Segunda diferencia: el horizonte. La socialdemocracia quiere humanizar el capitalismo. El Humanismo MAX quiere superarlo. Superar no significa destruir en un asalto revolucionario que instaure el paraíso al día siguiente. Significa transición: construcción sistemática de formas económicas basadas en cooperación, comunes, propiedad social y redistribución radical, que vayan desplazando progresivamente a la lógica del beneficio privado como organizadora de la vida colectiva. Cooperativas, no solo corporaciones reguladas. Comunes digitales, no solo plataformas con impuestos. Servicios desmercantilizados, no solo servicios públicos infrafinanciados. La socialdemocracia gestiona lo existente. El Humanismo MAX construye lo que viene después.

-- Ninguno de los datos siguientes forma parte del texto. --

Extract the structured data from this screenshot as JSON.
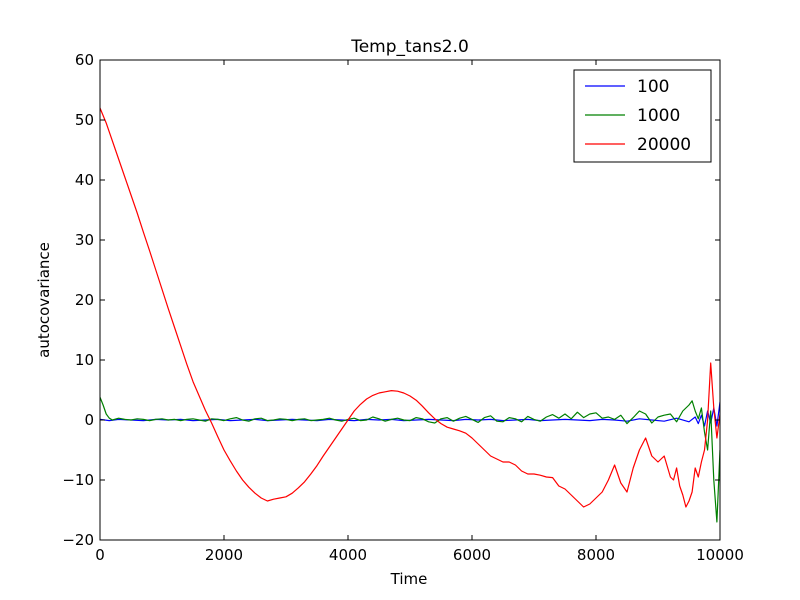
{
  "chart_data": {
    "type": "line",
    "title": "Temp_tans2.0",
    "xlabel": "Time",
    "ylabel": "autocovariance",
    "xlim": [
      0,
      10000
    ],
    "ylim": [
      -20,
      60
    ],
    "xticks": [
      0,
      2000,
      4000,
      6000,
      8000,
      10000
    ],
    "yticks": [
      -20,
      -10,
      0,
      10,
      20,
      30,
      40,
      50,
      60
    ],
    "xtick_labels": [
      "0",
      "2000",
      "4000",
      "6000",
      "8000",
      "10000"
    ],
    "ytick_labels": [
      "−20",
      "−10",
      "0",
      "10",
      "20",
      "30",
      "40",
      "50",
      "60"
    ],
    "grid": false,
    "legend_position": "top-right",
    "series": [
      {
        "name": "100",
        "color": "#0000ff",
        "x": [
          0,
          150,
          300,
          500,
          700,
          900,
          1100,
          1300,
          1500,
          1700,
          1900,
          2100,
          2300,
          2500,
          2700,
          2900,
          3100,
          3300,
          3500,
          3700,
          3900,
          4100,
          4300,
          4500,
          4700,
          4900,
          5100,
          5300,
          5500,
          5700,
          5900,
          6100,
          6300,
          6500,
          6700,
          6900,
          7100,
          7300,
          7500,
          7700,
          7900,
          8100,
          8300,
          8500,
          8700,
          8900,
          9100,
          9300,
          9500,
          9600,
          9650,
          9700,
          9750,
          9800,
          9850,
          9900,
          9950,
          10000
        ],
        "y": [
          0.1,
          -0.1,
          0.1,
          0.0,
          -0.1,
          0.1,
          0.0,
          0.1,
          -0.1,
          0.0,
          0.1,
          -0.1,
          0.0,
          0.1,
          -0.1,
          0.0,
          0.1,
          0.0,
          -0.1,
          0.1,
          0.0,
          -0.1,
          0.1,
          0.0,
          0.1,
          -0.1,
          0.0,
          0.1,
          0.0,
          -0.1,
          0.1,
          0.0,
          0.1,
          -0.1,
          0.0,
          0.1,
          -0.1,
          0.0,
          0.1,
          0.0,
          -0.1,
          0.1,
          0.0,
          -0.2,
          0.2,
          0.0,
          -0.2,
          0.3,
          -0.3,
          0.5,
          -0.6,
          0.8,
          -1.0,
          1.5,
          -0.5,
          2.0,
          -1.0,
          3.0
        ]
      },
      {
        "name": "1000",
        "color": "#008000",
        "x": [
          0,
          50,
          100,
          150,
          200,
          300,
          400,
          500,
          600,
          700,
          800,
          900,
          1000,
          1100,
          1200,
          1300,
          1400,
          1500,
          1600,
          1700,
          1800,
          1900,
          2000,
          2100,
          2200,
          2300,
          2400,
          2500,
          2600,
          2700,
          2800,
          2900,
          3000,
          3100,
          3200,
          3300,
          3400,
          3500,
          3600,
          3700,
          3800,
          3900,
          4000,
          4100,
          4200,
          4300,
          4400,
          4500,
          4600,
          4700,
          4800,
          4900,
          5000,
          5100,
          5200,
          5300,
          5400,
          5500,
          5600,
          5700,
          5800,
          5900,
          6000,
          6100,
          6200,
          6300,
          6400,
          6500,
          6600,
          6700,
          6800,
          6900,
          7000,
          7100,
          7200,
          7300,
          7400,
          7500,
          7600,
          7700,
          7800,
          7900,
          8000,
          8100,
          8200,
          8300,
          8400,
          8500,
          8600,
          8700,
          8800,
          8900,
          9000,
          9100,
          9200,
          9300,
          9400,
          9500,
          9550,
          9600,
          9650,
          9700,
          9750,
          9800,
          9850,
          9900,
          9950,
          10000
        ],
        "y": [
          3.8,
          2.5,
          1.0,
          0.3,
          0.0,
          0.3,
          0.1,
          0.0,
          0.2,
          0.1,
          -0.1,
          0.1,
          0.2,
          0.0,
          0.1,
          -0.1,
          0.1,
          0.2,
          0.0,
          -0.2,
          0.2,
          0.1,
          -0.1,
          0.2,
          0.4,
          0.0,
          -0.2,
          0.2,
          0.3,
          -0.1,
          0.0,
          0.2,
          0.1,
          -0.1,
          0.1,
          0.2,
          -0.1,
          0.0,
          0.1,
          0.3,
          0.0,
          -0.2,
          0.1,
          0.3,
          -0.1,
          0.0,
          0.5,
          0.2,
          -0.2,
          0.1,
          0.3,
          0.0,
          -0.1,
          0.4,
          0.2,
          -0.3,
          -0.5,
          0.2,
          0.4,
          -0.2,
          0.3,
          0.6,
          0.1,
          -0.4,
          0.4,
          0.7,
          -0.2,
          -0.3,
          0.4,
          0.2,
          -0.3,
          0.6,
          0.1,
          -0.2,
          0.5,
          0.9,
          0.3,
          1.0,
          0.2,
          1.3,
          0.4,
          1.0,
          1.2,
          0.3,
          0.5,
          0.1,
          0.8,
          -0.6,
          0.4,
          1.5,
          1.0,
          -0.5,
          0.5,
          0.8,
          1.0,
          -0.3,
          1.5,
          2.5,
          3.2,
          1.5,
          0.2,
          2.0,
          -2.0,
          -5.0,
          1.5,
          -10.0,
          -17.0,
          -5.0
        ]
      },
      {
        "name": "20000",
        "color": "#ff0000",
        "x": [
          0,
          100,
          200,
          300,
          400,
          500,
          600,
          700,
          800,
          900,
          1000,
          1100,
          1200,
          1300,
          1400,
          1500,
          1600,
          1700,
          1800,
          1900,
          2000,
          2100,
          2200,
          2300,
          2400,
          2500,
          2600,
          2700,
          2800,
          2900,
          3000,
          3100,
          3200,
          3300,
          3400,
          3500,
          3600,
          3700,
          3800,
          3900,
          4000,
          4100,
          4200,
          4300,
          4400,
          4500,
          4600,
          4700,
          4800,
          4900,
          5000,
          5100,
          5200,
          5300,
          5400,
          5500,
          5600,
          5700,
          5800,
          5900,
          6000,
          6100,
          6200,
          6300,
          6400,
          6500,
          6600,
          6700,
          6800,
          6900,
          7000,
          7100,
          7200,
          7300,
          7400,
          7500,
          7600,
          7700,
          7800,
          7900,
          8000,
          8100,
          8200,
          8300,
          8400,
          8500,
          8600,
          8700,
          8800,
          8900,
          9000,
          9100,
          9200,
          9250,
          9300,
          9350,
          9400,
          9450,
          9500,
          9550,
          9600,
          9650,
          9700,
          9750,
          9800,
          9850,
          9900,
          9950,
          10000
        ],
        "y": [
          52.0,
          49.5,
          46.5,
          43.5,
          40.5,
          37.5,
          34.5,
          31.3,
          28.2,
          25.0,
          21.8,
          18.6,
          15.5,
          12.4,
          9.3,
          6.4,
          4.0,
          1.6,
          -0.5,
          -2.8,
          -5.0,
          -6.8,
          -8.5,
          -10.0,
          -11.2,
          -12.2,
          -13.0,
          -13.5,
          -13.2,
          -13.0,
          -12.8,
          -12.2,
          -11.3,
          -10.3,
          -9.0,
          -7.6,
          -6.0,
          -4.5,
          -3.0,
          -1.5,
          0.0,
          1.5,
          2.6,
          3.5,
          4.1,
          4.5,
          4.7,
          4.9,
          4.8,
          4.5,
          4.0,
          3.3,
          2.3,
          1.2,
          0.2,
          -0.6,
          -1.2,
          -1.5,
          -1.8,
          -2.2,
          -3.0,
          -4.0,
          -5.0,
          -6.0,
          -6.5,
          -7.0,
          -7.0,
          -7.5,
          -8.5,
          -9.0,
          -9.0,
          -9.2,
          -9.5,
          -9.6,
          -11.0,
          -11.5,
          -12.5,
          -13.5,
          -14.5,
          -14.0,
          -13.0,
          -12.0,
          -10.0,
          -7.5,
          -10.5,
          -12.0,
          -8.0,
          -5.0,
          -3.0,
          -6.0,
          -7.0,
          -6.0,
          -9.5,
          -10.0,
          -8.0,
          -11.0,
          -12.5,
          -14.5,
          -13.5,
          -12.0,
          -8.0,
          -9.5,
          -7.0,
          -5.0,
          0.0,
          9.5,
          2.0,
          -3.0,
          1.0
        ]
      }
    ]
  }
}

Tercera diferencia: la relación con el poder económico. La socialdemocracia negocia con el capital. Siempre lo hizo. Su modelo es el pacto: cedemos regulación a cambio de estabilidad social, cedemos impuestos a cambio de legitimidad democrática. El problema es que el capital solo cumple el pacto cuando le conviene. Cuando no le conviene —cuando la tasa de beneficio cae, cuando la amenaza revolucionaria desaparece, cuando la globalización ofrece mano de obra más barata en otra parte del mundo— rompe el pacto y la socialdemocracia se queda sin interlocutor y sin programa. El Humanismo MAX no busca pactar con el capital: busca redistribuir el poder que el capital acumula. No pide a los multimillonarios que paguen más impuestos como favor al bien común: exige límites a la acumulación porque la acumulación ilimitada es poder político ilegítimo en democracia. No negocia con los fondos buitre: les niega el derecho a poseer vivienda como activo especulativo.
Cuarta diferencia: la ecología. La socialdemocracia, incluso en su mejor versión, ha sido productivista. Su promesa histórica fue repartir mejor el crecimiento, no cuestionar el crecimiento. Los sindicatos socialdemócratas defendieron empleos en industrias fósiles, los gobiernos socialdemócratas promovieron infraestructura de consumo masivo, los programas socialdemócratas midieron éxito en puntos de PIB. El Green New Deal socialdemócrata —versión Comisión Europea, versión demócrata estadounidense— sigue atrapado en esa lógica: crecimiento verde, descarbonización compatible con acumulación, transición energética que no cuestione los niveles de consumo material del Norte Global. El Humanismo MAX propone decrecimiento selectivo: menos producción superflua, menos consumo de recursos, menos horas de trabajo alienado. Y simultáneamente más: más tiempo libre, más cuidados, más restauración ecológica, más bienestar medido en florecimiento humano y no en mercancías producidas. Esto es incompatible con la socialdemocracia clásica, que siempre necesitó crecimiento para financiar redistribución. El Humanismo MAX busca redistribuir lo existente, no crecer para repartir.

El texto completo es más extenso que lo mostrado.